Humayra Tasnim

Humayra Tasnim

Institution/Organization: University of New Mexico

Department: Computer Science

Academic Status: Doctoral Student

Biography:

I am pursuing my Ph.D. at the University of New Mexico under the supervision of Professor Dr. Melanie Moses. I have completed my bachelor’s and master’s degree in Computer Science and Engineering from the University of Dhaka, Bangladesh. I have recently earned my second master’s in CS from the University of New Mexico. My research area focuses on computational analysis and modeling of biological systems. Using mathematical models and statistical tools, I study how the immune system responds to novel infections by analyzing scenarios like cell motility, signaling, and feature localization. I have applied information theory-based technique, normalized mutual information, to measure the spatial association between biological components. I am working on extending the application of NMI to images containing cells from flu-infected lung tissue. I am also working on a project where we are studying SARS-CoV-2 infection by analyzing the spatial distribution of infected cells and immune response through computer-simulated modeling. I am working with computed tomography (CT) scans from covid19 patients to develop a computational model to identify and track the progression of the disease and also validate the simulation model with actual patient scenarios.

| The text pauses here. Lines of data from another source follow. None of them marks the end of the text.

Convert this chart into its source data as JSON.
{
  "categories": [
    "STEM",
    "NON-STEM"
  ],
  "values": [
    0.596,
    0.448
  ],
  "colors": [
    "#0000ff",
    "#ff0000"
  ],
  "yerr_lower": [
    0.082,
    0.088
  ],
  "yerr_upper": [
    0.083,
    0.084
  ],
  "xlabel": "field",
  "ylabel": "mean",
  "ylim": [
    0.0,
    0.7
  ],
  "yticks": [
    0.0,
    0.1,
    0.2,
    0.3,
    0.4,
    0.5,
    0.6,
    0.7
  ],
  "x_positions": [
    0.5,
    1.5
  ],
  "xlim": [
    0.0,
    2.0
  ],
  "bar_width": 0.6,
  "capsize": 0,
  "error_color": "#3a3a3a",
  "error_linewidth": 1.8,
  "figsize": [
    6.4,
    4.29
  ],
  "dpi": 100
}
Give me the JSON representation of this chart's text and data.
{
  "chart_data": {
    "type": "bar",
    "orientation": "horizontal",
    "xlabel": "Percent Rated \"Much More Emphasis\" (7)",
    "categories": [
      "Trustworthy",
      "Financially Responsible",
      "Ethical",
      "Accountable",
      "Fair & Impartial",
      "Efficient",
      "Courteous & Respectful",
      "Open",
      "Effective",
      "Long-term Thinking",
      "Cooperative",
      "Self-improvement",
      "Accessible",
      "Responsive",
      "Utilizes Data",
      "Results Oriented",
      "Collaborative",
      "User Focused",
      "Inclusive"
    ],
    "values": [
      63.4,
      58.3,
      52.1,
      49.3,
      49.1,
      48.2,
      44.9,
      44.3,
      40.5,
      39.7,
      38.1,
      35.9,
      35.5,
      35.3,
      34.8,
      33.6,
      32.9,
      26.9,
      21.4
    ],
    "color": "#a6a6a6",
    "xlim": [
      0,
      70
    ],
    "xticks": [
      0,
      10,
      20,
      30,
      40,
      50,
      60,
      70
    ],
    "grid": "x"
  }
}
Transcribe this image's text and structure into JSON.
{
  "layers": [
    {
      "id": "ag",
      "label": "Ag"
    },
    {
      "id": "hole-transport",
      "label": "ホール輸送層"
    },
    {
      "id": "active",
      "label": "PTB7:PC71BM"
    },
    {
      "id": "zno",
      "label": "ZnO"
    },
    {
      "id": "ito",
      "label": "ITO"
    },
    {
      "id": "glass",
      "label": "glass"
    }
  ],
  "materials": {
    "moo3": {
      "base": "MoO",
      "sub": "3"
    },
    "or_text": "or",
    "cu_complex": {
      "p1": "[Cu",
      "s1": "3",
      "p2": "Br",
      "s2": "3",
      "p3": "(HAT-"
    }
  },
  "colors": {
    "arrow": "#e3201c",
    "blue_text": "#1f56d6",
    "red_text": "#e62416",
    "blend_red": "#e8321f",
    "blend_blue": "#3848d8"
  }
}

My research helps to understand complex systems like the immune system more profoundly.

Motivation:

I am a Computer Science Ph.D. student at the University of New Mexico under the supervision of Professor Dr. Melanie Moses. My research area focuses on computational analysis and modeling of biological systems. Using mathematical models and statistical tools, I study how the immune system responds to novel infections by analyzing scenarios like cell motility, signaling, and feature localization. I have applied information theory-based technique, normalized mutual information (NMI), to measure the spatial association between biological components (blood cells). I am working on extending the application of NMI to images containing cells from flu-infected lung tissue. I am also part of a project where we are studying SARS-CoV-2 infection by analyzing the spatial distribution of infected cells and immune response through computer-simulated modeling. I am working with computed tomography (CT) scans from covid19 patients to develop a computational model to identify and track the progression of the disease and also validating the simulation model with actual patient scenarios. My research helps to understand complex systems like the immune system more profoundly. I worked as a research fellow at the Los Alamos National Lab (LANL) Data Science at Scale Summer School Program. We developed an information-theoretic analysis framework that works on multivariate time-varying Cinema databases and performs automatic identification of salient regions. The framework will be used for in situ analysis and visualization of their exascale applications. With my research and analytical experience, I consider myself suitable to join SRP -HPC program. This opportunity will help me enhance my skills and grow as a professional researcher.